VMware released a variety of great features in vSphere 6.5, including support for HA for NVIDIA GRID technology. This is great news for some of our VDI customers. Previously this function was unsupported and any outages caused considerable manual intervention.
The way GRID works is by using a hardware passthrough to the virtual desktops. This presents a problem for HA and backups because once the GRID card is presented to a VM, the VM has a one-to-one relationship with that specific piece of hardware. In other words, before, the machine could no longer snapshot or vMotion to other hosts in the cluster since it was basically married to that physical GRID card.
Learn more about how NVIDIA GRID works with VDI.
In our typical highly available VMware cluster, this caused problems.
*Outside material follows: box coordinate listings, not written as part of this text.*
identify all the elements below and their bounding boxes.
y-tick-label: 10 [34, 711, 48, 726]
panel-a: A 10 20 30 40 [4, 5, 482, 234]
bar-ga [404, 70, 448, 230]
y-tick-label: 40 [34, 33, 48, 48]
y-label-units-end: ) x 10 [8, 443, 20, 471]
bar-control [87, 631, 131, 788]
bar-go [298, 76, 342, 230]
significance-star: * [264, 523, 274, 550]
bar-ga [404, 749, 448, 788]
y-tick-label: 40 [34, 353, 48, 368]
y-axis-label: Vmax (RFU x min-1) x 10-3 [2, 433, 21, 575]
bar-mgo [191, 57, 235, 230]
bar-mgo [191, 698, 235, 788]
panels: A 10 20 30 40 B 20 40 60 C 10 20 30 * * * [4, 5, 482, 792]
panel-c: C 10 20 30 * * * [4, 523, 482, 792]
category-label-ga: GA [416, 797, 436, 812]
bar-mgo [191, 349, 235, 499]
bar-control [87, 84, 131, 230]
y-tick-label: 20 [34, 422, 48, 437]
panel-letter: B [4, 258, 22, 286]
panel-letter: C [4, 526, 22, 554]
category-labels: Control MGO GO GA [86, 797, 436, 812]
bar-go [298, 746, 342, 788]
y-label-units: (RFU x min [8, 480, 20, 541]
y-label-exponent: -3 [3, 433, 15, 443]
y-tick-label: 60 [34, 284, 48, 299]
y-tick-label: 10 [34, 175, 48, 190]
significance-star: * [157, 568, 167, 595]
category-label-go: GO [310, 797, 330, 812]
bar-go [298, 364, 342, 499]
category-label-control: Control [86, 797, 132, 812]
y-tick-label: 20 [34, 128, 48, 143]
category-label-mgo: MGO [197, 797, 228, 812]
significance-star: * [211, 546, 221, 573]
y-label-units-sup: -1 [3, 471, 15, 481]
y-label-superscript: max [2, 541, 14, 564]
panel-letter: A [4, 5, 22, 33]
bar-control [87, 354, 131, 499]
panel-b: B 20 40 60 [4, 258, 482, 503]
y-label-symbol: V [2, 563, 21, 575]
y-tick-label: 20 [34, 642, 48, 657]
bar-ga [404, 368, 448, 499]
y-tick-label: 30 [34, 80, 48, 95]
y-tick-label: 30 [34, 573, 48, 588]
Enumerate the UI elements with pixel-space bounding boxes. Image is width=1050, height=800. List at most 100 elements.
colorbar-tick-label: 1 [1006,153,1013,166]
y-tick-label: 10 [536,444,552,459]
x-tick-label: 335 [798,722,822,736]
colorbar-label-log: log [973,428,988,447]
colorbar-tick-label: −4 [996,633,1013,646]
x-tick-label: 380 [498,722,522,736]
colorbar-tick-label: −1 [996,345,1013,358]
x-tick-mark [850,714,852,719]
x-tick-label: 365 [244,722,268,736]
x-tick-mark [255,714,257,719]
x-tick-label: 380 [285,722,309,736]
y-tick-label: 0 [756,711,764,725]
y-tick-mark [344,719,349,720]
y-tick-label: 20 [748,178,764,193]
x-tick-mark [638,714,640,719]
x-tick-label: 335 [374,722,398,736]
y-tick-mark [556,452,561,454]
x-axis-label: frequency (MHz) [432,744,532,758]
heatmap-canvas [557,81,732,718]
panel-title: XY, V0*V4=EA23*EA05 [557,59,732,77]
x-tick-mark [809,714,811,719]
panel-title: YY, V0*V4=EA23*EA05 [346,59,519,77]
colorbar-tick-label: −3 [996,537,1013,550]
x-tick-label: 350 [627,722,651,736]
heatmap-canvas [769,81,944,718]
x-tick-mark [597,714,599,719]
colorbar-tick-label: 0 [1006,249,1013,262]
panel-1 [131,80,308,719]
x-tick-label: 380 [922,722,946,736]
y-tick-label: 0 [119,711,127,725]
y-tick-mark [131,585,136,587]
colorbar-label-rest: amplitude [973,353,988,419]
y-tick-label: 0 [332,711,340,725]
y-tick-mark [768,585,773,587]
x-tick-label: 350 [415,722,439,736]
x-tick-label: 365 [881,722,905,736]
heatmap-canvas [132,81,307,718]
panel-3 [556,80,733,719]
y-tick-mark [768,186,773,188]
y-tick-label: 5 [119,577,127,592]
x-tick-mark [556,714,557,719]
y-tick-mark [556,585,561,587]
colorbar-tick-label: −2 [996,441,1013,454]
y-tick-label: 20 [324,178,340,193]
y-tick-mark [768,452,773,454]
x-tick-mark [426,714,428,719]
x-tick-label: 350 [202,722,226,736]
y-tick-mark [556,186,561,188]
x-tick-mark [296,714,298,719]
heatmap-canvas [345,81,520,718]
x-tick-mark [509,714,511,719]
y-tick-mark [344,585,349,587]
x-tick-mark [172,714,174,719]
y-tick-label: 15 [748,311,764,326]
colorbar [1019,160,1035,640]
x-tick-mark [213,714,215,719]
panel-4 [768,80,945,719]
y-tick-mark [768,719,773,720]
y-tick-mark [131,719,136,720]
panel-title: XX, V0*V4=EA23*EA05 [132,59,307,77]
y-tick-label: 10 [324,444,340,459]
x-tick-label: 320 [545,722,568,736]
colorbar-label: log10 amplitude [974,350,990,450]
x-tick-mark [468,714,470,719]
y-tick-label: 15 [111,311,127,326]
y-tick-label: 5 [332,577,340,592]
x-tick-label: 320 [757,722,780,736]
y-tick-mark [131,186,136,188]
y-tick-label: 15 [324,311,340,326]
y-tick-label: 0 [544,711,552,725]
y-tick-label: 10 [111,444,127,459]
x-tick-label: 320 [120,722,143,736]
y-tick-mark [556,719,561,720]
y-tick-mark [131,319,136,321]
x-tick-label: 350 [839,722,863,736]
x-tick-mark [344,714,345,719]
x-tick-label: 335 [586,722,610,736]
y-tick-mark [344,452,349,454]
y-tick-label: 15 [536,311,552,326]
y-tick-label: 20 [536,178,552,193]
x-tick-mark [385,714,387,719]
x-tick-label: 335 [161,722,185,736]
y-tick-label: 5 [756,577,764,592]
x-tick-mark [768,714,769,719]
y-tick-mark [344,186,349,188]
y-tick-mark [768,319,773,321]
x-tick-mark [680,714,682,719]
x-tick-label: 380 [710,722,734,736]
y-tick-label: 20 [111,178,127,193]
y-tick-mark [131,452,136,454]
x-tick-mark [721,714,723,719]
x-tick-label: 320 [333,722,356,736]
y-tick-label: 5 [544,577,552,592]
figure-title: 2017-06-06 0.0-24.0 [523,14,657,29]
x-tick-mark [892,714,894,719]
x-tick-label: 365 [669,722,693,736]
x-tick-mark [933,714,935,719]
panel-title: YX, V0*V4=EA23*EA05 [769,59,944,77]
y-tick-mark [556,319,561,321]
Along with the other features and improvements to vSphere 6.5, VMware introduced a solution to this HA issue. Basically, in vSphere 6.0, it would just fail and the admin would then have to manually power those VMs back on in a different host, allowing that it had the same exact GRID hardware. This is very tedious and is a challenge in larger VDI environments, especially when uptime is a major concern.
This has been a longstanding fundamental problem with VDI – you’re putting more eggs in one proverbial basket (centralized hardware). Before, if a user’s machine had trouble, the downtime was limited to that one person. Within VDI, a server outage could impact a large portion of your users in one fell swoop.
Now, instead of just failing, vSphere now knows that it needs to attempt to vMotion those GRID-associated VMs to another host. VMware has to check first if the new host has the existing slots to fit the GRID profiles coming over, and you still need to have the exact same GRID hardware in your new host.
Fault Tolerance is basically how you keep a machine up without having to move it in the event of some kind of failure. This is achieved through real-time mirroring, so you have two complete copies of your VM in sync with each other at any given moment. When one side goes down, the other can pick up where it left off without any user disruption. vSphere has had this for a while, but it is still not supported for any type of GRID or other hardware passthrough.
Bringing hardware up to snuff to support the workloads we’ve started asking of our VDI deployments has been a difficult and incremental road for sure. Hopefully we’ll see continual improvements in integrating these robust graphic cards into the virtual desktop environments to create a more seamless experience both for the users and for management.